By buying and selling those property-owning subsidiaries, rather than the properties themselves, they’ve been able to avoid filing deeds that document actual purchase prices, leaving tax collectors to rely on assessed values.

Taubenberger’s legislation would end this practice by having the city assess the transfer tax on the actual amount paid for the corporate entity, rather than the value of the real estate.

The legislation also cracks down on so-called 89-11 transactions, in which the transfer tax is avoided by having sellers retain a stake of 11 percent or more in a property for four years or longer, so no deed is recorded at the time of sale and no tax is paid.

Under Taubenberger’s bill, sellers would have to retain a stake of more than 25 percent in a property, and hold it for more than six years.

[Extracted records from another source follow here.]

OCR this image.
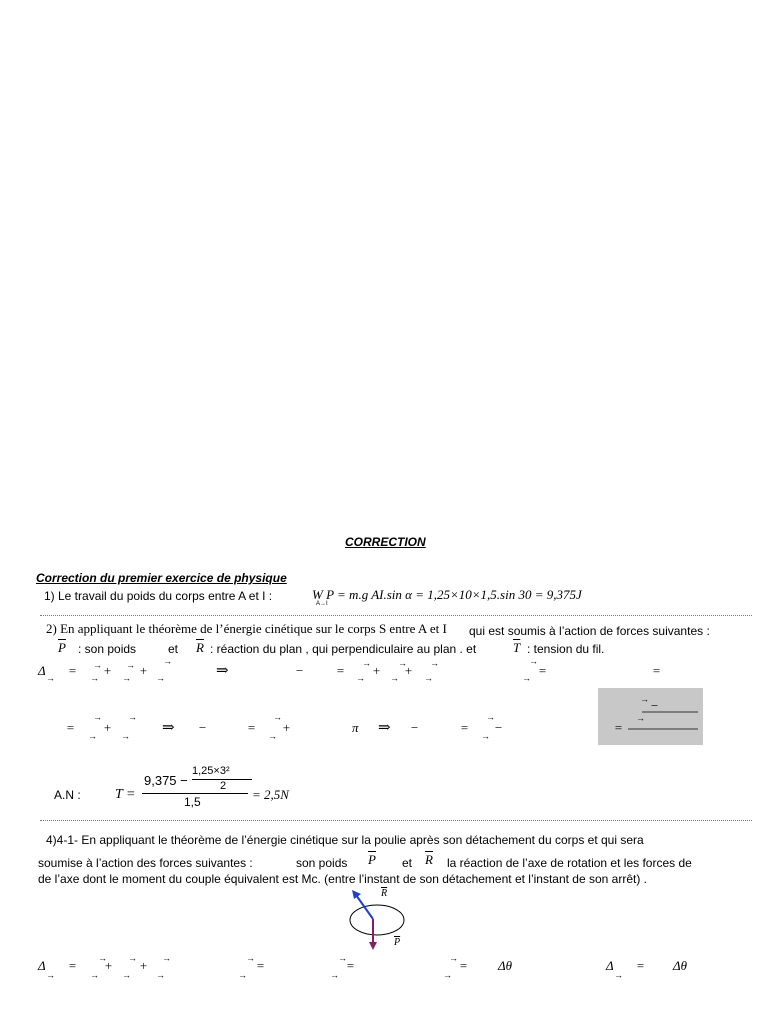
CORRECTION
Correction du premier exercice de physique
1) Le travail du poids du corps entre A et I :	W P = m.g AI.sin α = 1,25×10×1,5.sin 30 = 9,375J
A→I
2) En appliquant le théorème de l’énergie cinétique sur le corps S entre A et I qui est soumis à l’action de forces suivantes :
$\overline{P}$ : son poids	et $\overline{R}$ : réaction du plan , qui perpendiculaire au plan . et	$\overline{T}$ : tension du fil.
Δ → = →
→ + →
→ +
→
→	⇒	− = →
→ + →
→ + →
→
→
=
→	=
=
→
→
+
→
→ ⇒ −	=
→
→
+	π ⇒ −	=
→
→
−
→ −
→
=
A.N : T =
9,375 −
1,25×3²
2
1,5	= 2,5N
4)4-1- En appliquant le théorème de l’énergie cinétique sur la poulie après son détachement du corps et qui sera
soumise à l’action des forces suivantes :	son poids $\overline{P}$ et $\overline{R}$ la réaction de l’axe de rotation et les forces de
de l’axe dont le moment du couple équivalent est Mc. (entre l’instant de son détachement et l’instant de son arrêt) .
$\overline{R}$
$\overline{P}$
Δ
→
= →
→
+ →
→
+ →
→
→ =
→
→ =
→
→ =
→
Δθ	Δ
→
= Δθ
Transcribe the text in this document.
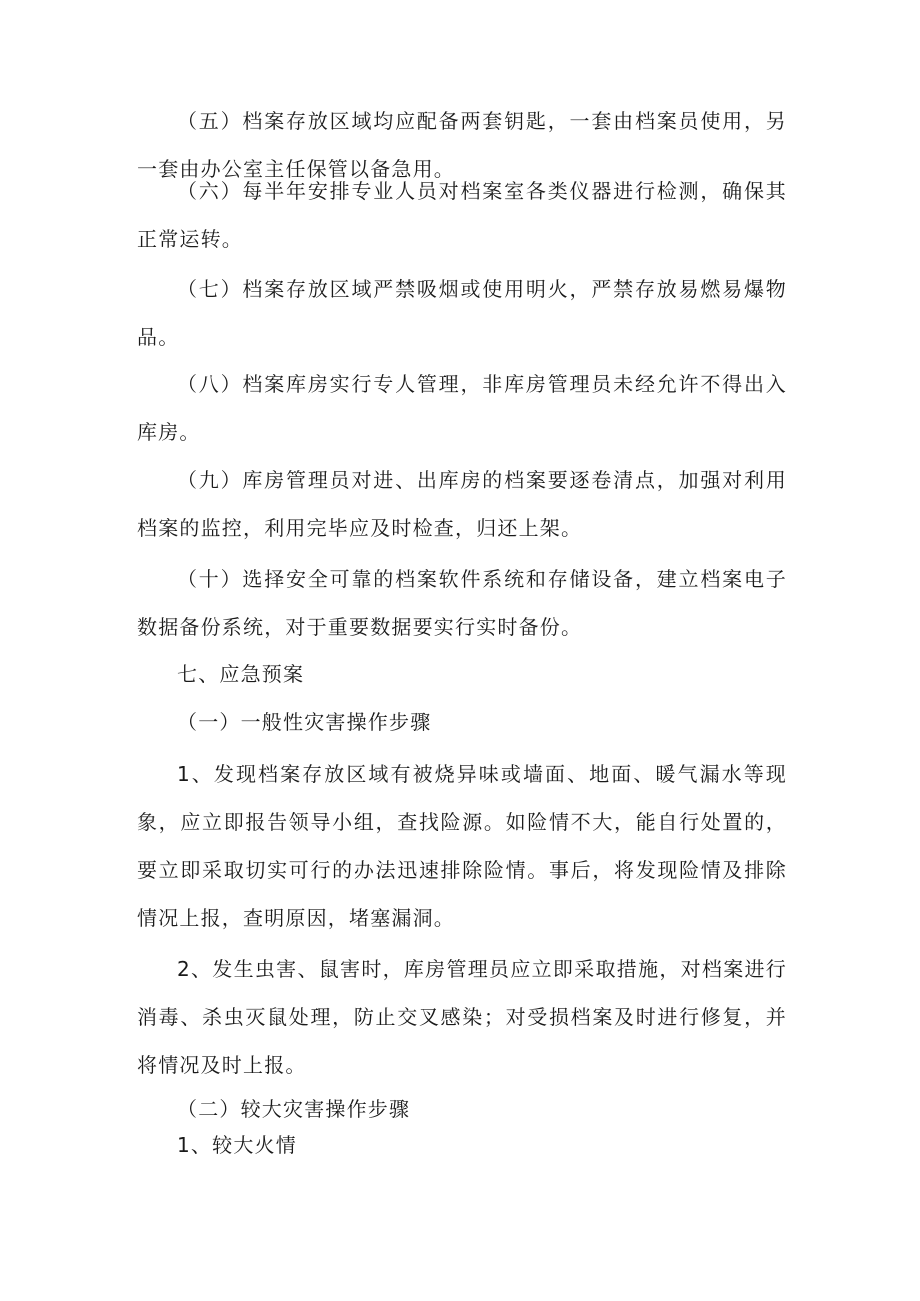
（五）档案存放区域均应配备两套钥匙，一套由档案员使用，另一套由办公室主任保管以备急用。

（六）每半年安排专业人员对档案室各类仪器进行检测，确保其正常运转。

（七）档案存放区域严禁吸烟或使用明火，严禁存放易燃易爆物品。

（八）档案库房实行专人管理，非库房管理员未经允许不得出入库房。

（九）库房管理员对进、出库房的档案要逐卷清点，加强对利用档案的监控，利用完毕应及时检查，归还上架。

（十）选择安全可靠的档案软件系统和存储设备，建立档案电子数据备份系统，对于重要数据要实行实时备份。

七、应急预案

（一）一般性灾害操作步骤

1、发现档案存放区域有被烧异味或墙面、地面、暖气漏水等现象，应立即报告领导小组，查找险源。如险情不大，能自行处置的，要立即采取切实可行的办法迅速排除险情。事后，将发现险情及排除情况上报，查明原因，堵塞漏洞。

2、发生虫害、鼠害时，库房管理员应立即采取措施，对档案进行消毒、杀虫灭鼠处理，防止交叉感染；对受损档案及时进行修复，并将情况及时上报。

（二）较大灾害操作步骤

1、较大火情
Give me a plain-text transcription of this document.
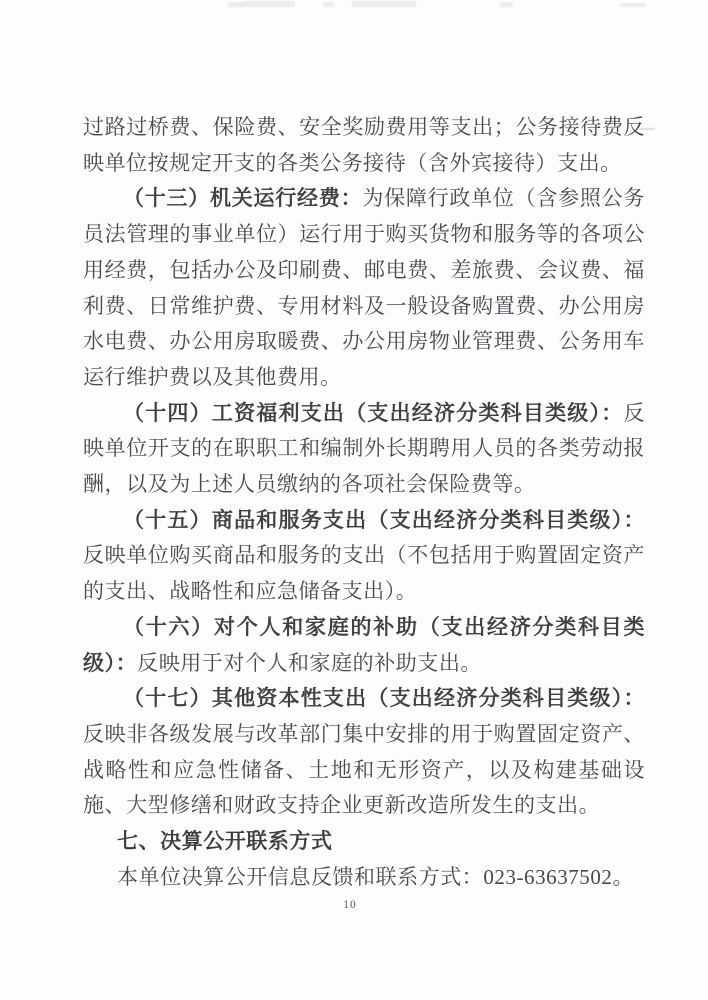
过路过桥费、保险费、安全奖励费用等支出；公务接待费反映单位按规定开支的各类公务接待（含外宾接待）支出。

（十三）机关运行经费：为保障行政单位（含参照公务员法管理的事业单位）运行用于购买货物和服务等的各项公用经费，包括办公及印刷费、邮电费、差旅费、会议费、福利费、日常维护费、专用材料及一般设备购置费、办公用房水电费、办公用房取暖费、办公用房物业管理费、公务用车运行维护费以及其他费用。

（十四）工资福利支出（支出经济分类科目类级）：反映单位开支的在职职工和编制外长期聘用人员的各类劳动报酬，以及为上述人员缴纳的各项社会保险费等。

（十五）商品和服务支出（支出经济分类科目类级）：反映单位购买商品和服务的支出（不包括用于购置固定资产的支出、战略性和应急储备支出）。

（十六）对个人和家庭的补助（支出经济分类科目类级）：反映用于对个人和家庭的补助支出。

（十七）其他资本性支出（支出经济分类科目类级）：反映非各级发展与改革部门集中安排的用于购置固定资产、战略性和应急性储备、土地和无形资产，以及构建基础设施、大型修缮和财政支持企业更新改造所发生的支出。

七、决算公开联系方式

本单位决算公开信息反馈和联系方式：023-63637502。

10
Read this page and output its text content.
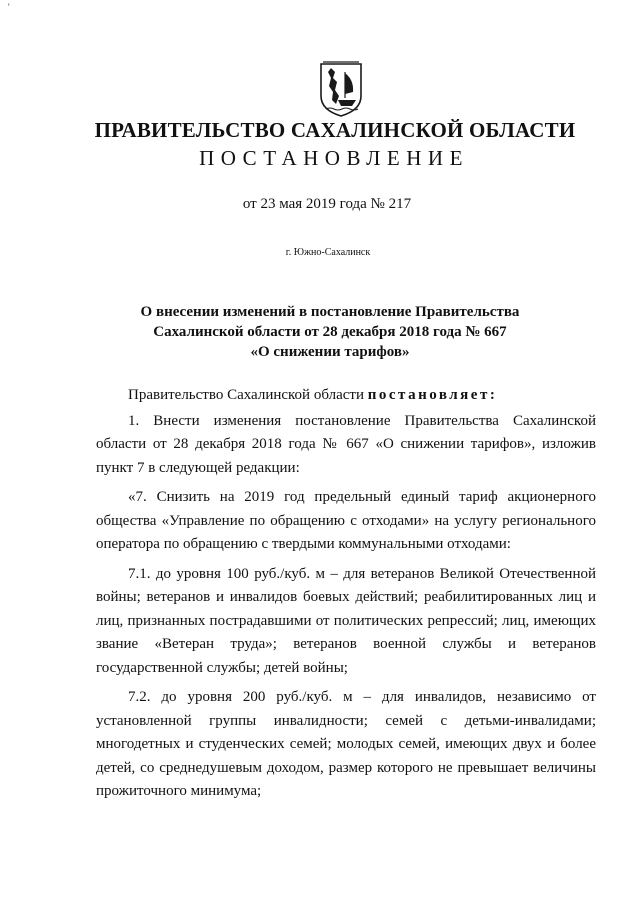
'
ПРАВИТЕЛЬСТВО САХАЛИНСКОЙ ОБЛАСТИ
ПОСТАНОВЛЕНИЕ
от 23 мая 2019 года № 217
г. Южно-Сахалинск
О внесении изменений в постановление Правительства
Сахалинской области от 28 декабря 2018 года № 667
«О снижении тарифов»
Правительство Сахалинской области постановляет:

1. Внести изменения постановление Правительства Сахалинской области от 28 декабря 2018 года № 667 «О снижении тарифов», изложив пункт 7 в следующей редакции:

«7. Снизить на 2019 год предельный единый тариф акционерного общества «Управление по обращению с отходами» на услугу регионального оператора по обращению с твердыми коммунальными отходами:

7.1. до уровня 100 руб./куб. м – для ветеранов Великой Отечественной войны; ветеранов и инвалидов боевых действий; реабилитированных лиц и лиц, признанных пострадавшими от политических репрессий; лиц, имеющих звание «Ветеран труда»; ветеранов военной службы и ветеранов государственной службы; детей войны;

7.2. до уровня 200 руб./куб. м – для инвалидов, независимо от установленной группы инвалидности; семей с детьми-инвалидами; многодетных и студенческих семей; молодых семей, имеющих двух и более детей, со среднедушевым доходом, размер которого не превышает величины прожиточного минимума;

If passed, the legislation would make that strategy less useful in many commercial deals, though it is already seldom deployed because it keeps sellers locked into investments longer than they might like, said Kevin Greenberg, an attorney with the Philadelphia firm Flaster/Greenberg who specializes in corporate and real estate law.

But the provision calling for payment against actual purchase prices will be harder for officials to enforce, Greenberg said.

"Buyers and sellers who are dedicated enough to an aggressive tax-driven structuring will likely find another strategy to try to navigate the new language, whatever that ends up being," he said.

The bill was introduced with eight cosponsors in addition to Taubenberger, including Council President Darrell L. Clarke and Councilwoman Jannie L. Blackwell, who chairs the Finance Committee, where the legislation is expected to be sent first for consideration.

City spokesman Mike Dunn said the Kenney administration worked closely with Council members on the bill and supports "closing these loopholes."

Domb called the legislation an "excellent bill aimed at making government more efficient," but he said a better solution would be to reassess the city's commercial properties so their value on city tax rolls is closer to their actual worth.

"That's the elephant in the room," Domb said.